I had some success in the past with a pair of dowsing rods (just bent coat hangers), I've found lost items, including my fathers signet ring lost in the garden (quit quickly as I recall). It's not the tool, it's the human connection to his environment and the universe.
Clearly in this case it's a rip.
My coat, 'cause the mainstream science guys are already lighting their torches
"Would the success at dowsing in any way be related to walking up and down the area in question and looking down?"
- Well, if you were going to do it that way, it'd be more logical to divide the area into small squares with bits of string and actually get on your hands and knees and search properly. Walking up and down looking down is just trusting to luck.
"The CEO gets jail time for fraud on these and their customers kept using them. Unfreakinglybelievable."
Iraq is basically a war zone. The police and army are filled green recruits who are so poor and desperate that would a highly dangerous job. For instance, in 2005, 4250 police officers were killed. Police work is a step up from starvation. Also, English is not an official language in Iraq. Given the situation, it is surprising that police units actually became aware that someone was jailed in the UK about selling fake detectors. It is very likely that the leaders have known for some time that the devices were fake, but let the police continue to use them.

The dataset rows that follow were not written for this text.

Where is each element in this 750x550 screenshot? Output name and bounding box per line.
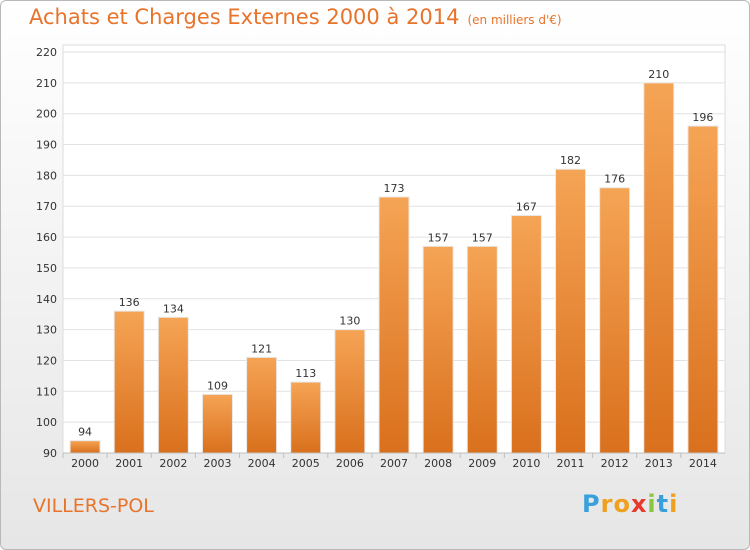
logo-letter: r: [600, 490, 614, 518]
x-tick-label: 2011: [557, 457, 585, 470]
x-tick-label: 2012: [601, 457, 629, 470]
x-tick-label: 2001: [115, 457, 143, 470]
bar-2011: [555, 168, 587, 454]
bar-2007: [378, 196, 410, 454]
bar-value-label: 196: [692, 111, 713, 124]
bar-value-label: 157: [428, 231, 449, 244]
bar-2001: [113, 310, 145, 454]
logo-letter: x: [630, 490, 648, 518]
y-tick-label: 160: [36, 231, 57, 244]
chart-title: Achats et Charges Externes 2000 à 2014 (e…: [29, 5, 562, 29]
bar-value-label: 94: [78, 426, 92, 439]
bar-2008: [422, 245, 454, 454]
logo-letter: o: [613, 490, 631, 518]
y-axis-ticks: 90 100 110 120 130 140 150 160 170 180 190 200 210 22…: [36, 46, 57, 460]
y-tick-label: 200: [36, 108, 57, 121]
x-tick-label: 2000: [71, 457, 99, 470]
bar-2003: [201, 393, 233, 454]
x-tick-label: 2006: [336, 457, 364, 470]
bar-2009: [466, 245, 498, 454]
bar-value-label: 173: [384, 182, 405, 195]
logo-letter: P: [582, 490, 601, 518]
x-tick-label: 2005: [292, 457, 320, 470]
bar-value-label: 113: [295, 367, 316, 380]
bar-2013: [643, 82, 675, 454]
y-tick-label: 180: [36, 169, 57, 182]
y-tick-label: 210: [36, 77, 57, 90]
place-name: VILLERS-POL: [33, 495, 154, 517]
bar-value-label: 121: [251, 342, 272, 355]
bar-value-label: 157: [472, 231, 493, 244]
x-tick-label: 2003: [203, 457, 231, 470]
proxiti-logo: Proxiti: [582, 490, 678, 518]
x-tick-label: 2013: [645, 457, 673, 470]
y-tick-label: 220: [36, 46, 57, 59]
bar-value-label: 109: [207, 379, 228, 392]
y-tick-label: 170: [36, 200, 57, 213]
bars: 94 136 134 109 121 113 130 173 157 157 167 182 176 21…: [69, 68, 719, 454]
bar-value-label: 130: [339, 315, 360, 328]
chart-subtitle: (en milliers d'€): [467, 13, 562, 27]
bar-2012: [599, 187, 631, 454]
x-tick-label: 2014: [689, 457, 717, 470]
bar-2000: [69, 440, 101, 454]
logo-letter: t: [656, 490, 670, 518]
logo-letter: i: [647, 490, 657, 518]
bar-value-label: 182: [560, 154, 581, 167]
x-tick-label: 2010: [512, 457, 540, 470]
bar-value-label: 134: [163, 302, 184, 315]
y-tick-label: 120: [36, 354, 57, 367]
bar-2010: [510, 214, 542, 454]
x-tick-label: 2008: [424, 457, 452, 470]
bar-2002: [157, 316, 189, 454]
y-tick-label: 140: [36, 293, 57, 306]
y-tick-label: 130: [36, 324, 57, 337]
y-tick-label: 90: [43, 447, 57, 460]
x-tick-label: 2002: [159, 457, 187, 470]
bar-value-label: 176: [604, 173, 625, 186]
x-tick-label: 2004: [248, 457, 276, 470]
bar-2006: [334, 329, 366, 454]
bar-2004: [246, 356, 278, 454]
y-tick-label: 150: [36, 262, 57, 275]
bar-2005: [290, 381, 322, 454]
x-tick-label: 2007: [380, 457, 408, 470]
bar-value-label: 136: [119, 296, 140, 309]
y-tick-label: 110: [36, 385, 57, 398]
bar-2014: [687, 125, 719, 454]
y-tick-label: 190: [36, 139, 57, 152]
logo-letter: i: [669, 490, 679, 518]
y-tick-label: 100: [36, 416, 57, 429]
bar-value-label: 210: [648, 68, 669, 81]
chart-title-text: Achats et Charges Externes 2000 à 2014: [29, 5, 460, 29]
x-axis-ticks: 2000 2001 2002 2003 2004 2005 2006 2007 2008 2009…: [62, 453, 717, 470]
x-tick-label: 2009: [468, 457, 496, 470]
bar-value-label: 167: [516, 200, 537, 213]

In a suspected suicide bomber situation, the bomber might think they were discovered when the police start waving a bomb "detector" in their direction, and prematurely detonate the bomb. In that situation, the police officer is going to die whether the detector is fake or not.
So not so unbelievable.
I think the Jail time was wrong, wen't to Laos a long while ago. Most bombed country on the planet lots of unexploded ordanance everywhere.
I vote community service abroad. Here's some dowsing rods, I mean ADE. Here's a copy of bomb disarming for dummies. You just work your way back to us through this field....
> And here I thought arseafoetida was a symptom of a digestive problem
Well, aseafoetida is used in some North Indian cooking.. Done incorrectly, symptoms may be similar!
(The foetid bit is fairly accurate - use too large a dose and the result is inedible unless you *really* like lower-digestive-tract flavoured foods..)
You must be quite the intellectual yourself since you can guess peoples IQ from your armchair. By the way, believing in science does not make you a scientist.
Pakistan is home to the earliest civilisation. They developed their own nukes too. I doubt you can claim either of those.
Says a load about the collective IQ of the people running the country.
It doesn't say anything about their intelligence, but it speaks volumes about their integrity.
Well.. that is where most of the Microsoft Tech Support "You have many viruses" calls seem to originate....
Got me coat, I'll go quietly.
Does it matter that the detectors did not work as advertised if potential attackers believed they did and they therefore worked as a deterrent?
How much did having a device which did not work factor into people being willing to put themselves out there in a war zone when they might not have done that with nothing?
"Does it matter that the detectors did not work as advertised if potential attackers believed they did and they therefore worked as a deterrent?"
Of course it matters you muppet.
IF (and its a big if) the people using the devices knew that they didnt work and were simply a deterrent then yes, maybe. But as they were sold as working bomb detectors and the operators believed them to work people died.
Imagine for a second you're in Iraq. For some reason you are a potential target, your car has been checked for explosives by a guy waving a bent coat hanger over it. He declares it safe. What do you do?